Alcuni credono che lo sguardo finale in chiusura del film sia un messaggio che il regista Bong Joon-ho ha voluto mandare al vero killer.
Un giorno di lavoro qualsiasi, il ritrovarsi dopo anni nel luogo del primo delitto e i ricordi che tornano a galla. Quella ferita difficilmente guarirà. Quelle donne vestite di rosso, uccise nelle notti di pioggia, gridano ancora vendetta. È quasi ironico pensare che proprio il rosso, il colore della vita e della passione, sia lo stesso del sangue. L’assassino viveva in quel contesto grigio annientando i colori e quando il paese sorride al nuovo domani, anche l’assassino (un uomo dal volto normale, uno come tanti) passa nello stesso canale poco tempo prima del protagonista.
La natura del male

Nella chiusura finale c’è tutto: la tacita consapevolezza di vivere sotto lo stesso cielo di un uomo forse disturbato, forse ispirato dall’omicidio e dalla violenza, ma anche un’evoluzione di concetti all’apparenza banali. A Bong Joon-ho interessa la critica sociale e politica, ma ancor di più interessa il confronto tra gli uomini, quello che li cambia e li trasforma. Una lotta tra idee portate avanti con piena consapevolezza, difese a spada tratta con le unghie e con i denti, costrette a scontrarsi con l’inafferrabile e a stravolgersi quasi del tutto.

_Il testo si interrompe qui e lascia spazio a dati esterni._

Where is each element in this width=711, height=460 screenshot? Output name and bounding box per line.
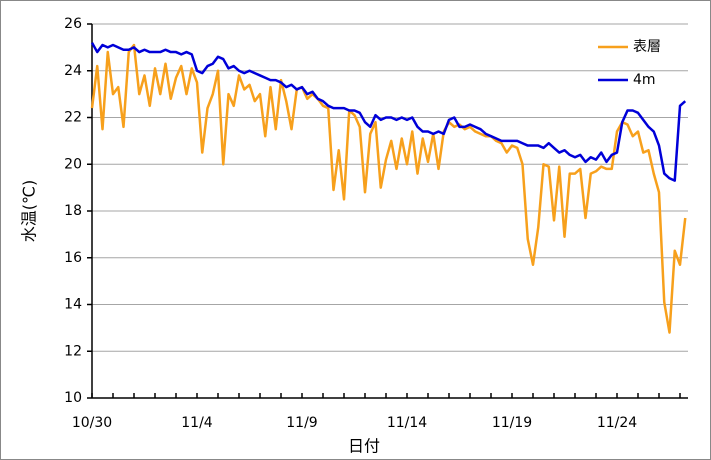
y-tick-label: 14 (64, 297, 82, 313)
x-tick-label: 11/4 (181, 415, 213, 431)
x-tick-label: 10/30 (72, 415, 112, 431)
y-tick-label: 22 (64, 110, 82, 126)
series-line (90, 43, 687, 334)
series-line (90, 42, 687, 182)
y-tick-label: 12 (64, 343, 82, 359)
y-tick-label: 10 (64, 390, 82, 406)
legend-label: 4m (633, 72, 656, 88)
y-tick-label: 24 (64, 63, 82, 79)
legend-label: 表層 (633, 39, 661, 55)
x-tick-label: 11/9 (286, 415, 317, 431)
y-tick-label: 16 (64, 250, 82, 266)
x-axis-title: 日付 (348, 437, 380, 456)
x-tick-label: 11/14 (387, 415, 427, 431)
y-tick-label: 20 (64, 156, 82, 172)
y-tick-label: 18 (64, 203, 82, 219)
x-tick-label: 11/19 (492, 415, 532, 431)
y-tick-label: 26 (64, 16, 82, 32)
y-axis-title: 水温(℃) (20, 180, 39, 242)
x-tick-label: 11/24 (597, 415, 637, 431)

Se è vero che spesso uomini e donne sono il prodotto dei loro governanti, tra divieti e aperture, Memories of Murder è lo specchio di un paese che ha gridato a squarciagola di essere ascoltato, di uccidere prima di essere ucciso. Un’epopea che cambia le coscienze, ma che ricorda quanto i veri mostri possano celarsi anche dietro il volto di un uomo normale.